Ева зажимала рот рукой, заставляя себя не плакать, но поток горячих слез лился сам собой. Кошку поглотила серость волчьих тел, даже лиловое пламя стало неразличимым. Паучонок понимала, что видит Химари в последний раз, из таких битв не выходят живыми. Одна на сотни волков, неужели она не знала, на что идет? А если знала, зачем пожертвовала собой? Нет, Ева не стоила этих жертв, никаких жертв и подвигов, и оттого было еще обиднее, еще больнее.
А каньон наполнялся новыми воинами, они спешили по крутым склонам к гейзеру, хватали оружие у поверженных бойцов, и рвались, спешили к кошке. Как будто ей было мало тучи волков. Ева утирала слезы и жалась к ноге Люции, но не могла отвести взгляда. Дернулась, мельком заметив в толпе нападавших знакомое лицо, и насухо вытерла глаза, чтобы разглядеть наверняка. Толпу волков рассекал, верхом на жеребце, кот Винс, тот самый, что практически убил кошку на поляне. Вот только теперь дротики он пускал трубкой в стан волков. И те, кто показался подкреплением псам, оказались кошками. Их было меньше, они были слабее, но их словно что-то вело. Преданность? Верность? Желание защитить Химари? Она отчего-то была им важна и нужна, как Еве.
А лошадь уносила их все дальше, и паучонок смотрела, как в самую первую встречу, за спину Люции. Туда, где в черной ночи сияло лиловое зарево, так далеко, что не верилось в реальность его существования. Смотрела, как зарево гасло, тускнело. Так же она прощалась со своим родным домом, утопающем в пожаре, а теперь пора было прощаться и с кошкой.
Было до нервной дрожи обидно, душно, так сильно, что Ева не чувствовала, как хваткие пальцы Люции удерживают ее ровно, вжав в лошадь. Та хрипела и плакала, погоняемая Люцией, спотыкалась о ветки, едва не падала, проваливаясь в ямы. И вдруг заржала пронзительно, горько, и рухнула на передние ноги, свалив Еву в канаву. Люция осталась верхом, спрыгнула, позволив умирающей лошади с переломанными ногами завалиться на бок, и, отстегнув с пояса нож, равнодушно полоснула им по горлу животного, прекращая мучения.
Ева села, прижавшись спиной к дереву, уперлась руками в его мощные корни.

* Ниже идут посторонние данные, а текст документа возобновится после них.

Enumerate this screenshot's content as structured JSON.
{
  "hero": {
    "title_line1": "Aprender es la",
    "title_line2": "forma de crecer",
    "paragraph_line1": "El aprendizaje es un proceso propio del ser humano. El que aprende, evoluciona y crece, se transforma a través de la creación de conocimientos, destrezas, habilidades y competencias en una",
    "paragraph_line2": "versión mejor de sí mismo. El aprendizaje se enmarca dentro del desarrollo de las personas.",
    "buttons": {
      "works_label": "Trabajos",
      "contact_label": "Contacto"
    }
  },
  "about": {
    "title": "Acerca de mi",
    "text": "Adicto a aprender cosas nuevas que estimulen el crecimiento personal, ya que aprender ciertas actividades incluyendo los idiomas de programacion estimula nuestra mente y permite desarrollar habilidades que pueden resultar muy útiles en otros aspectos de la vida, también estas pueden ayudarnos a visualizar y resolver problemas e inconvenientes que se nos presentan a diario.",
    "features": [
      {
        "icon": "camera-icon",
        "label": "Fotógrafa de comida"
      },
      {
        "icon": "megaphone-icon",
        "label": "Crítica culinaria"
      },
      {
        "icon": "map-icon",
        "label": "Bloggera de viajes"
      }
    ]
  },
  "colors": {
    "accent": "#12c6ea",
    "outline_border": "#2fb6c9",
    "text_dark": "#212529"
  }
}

Ей вдруг стало страшно — слишком холодной, слишком равнодушной казалась Люция.
Срывался снег, таял, даже не долетая до земли. Тучи над головой, черные, как небо, прятали звезды. Люция вытащила псалий уздечки из лошадиного рта и кинула поводья в кусты. Выдохнув, взяла коня за ноги и поволокла под ель, минуя Евино скромное убежище.
Под вечно-зеленым раскидистым деревом можно было не бояться начинающейся бури. И Ева наблюдала за своей фурией, боясь даже пискнуть. Люция была сама не своя. Молчаливо собрала ветки для костерка и разожгла его, огниво в ее руке дрожало, но она быстро совладала с собой. И принялась монотонно разделывать коня, словно это было важнее всего.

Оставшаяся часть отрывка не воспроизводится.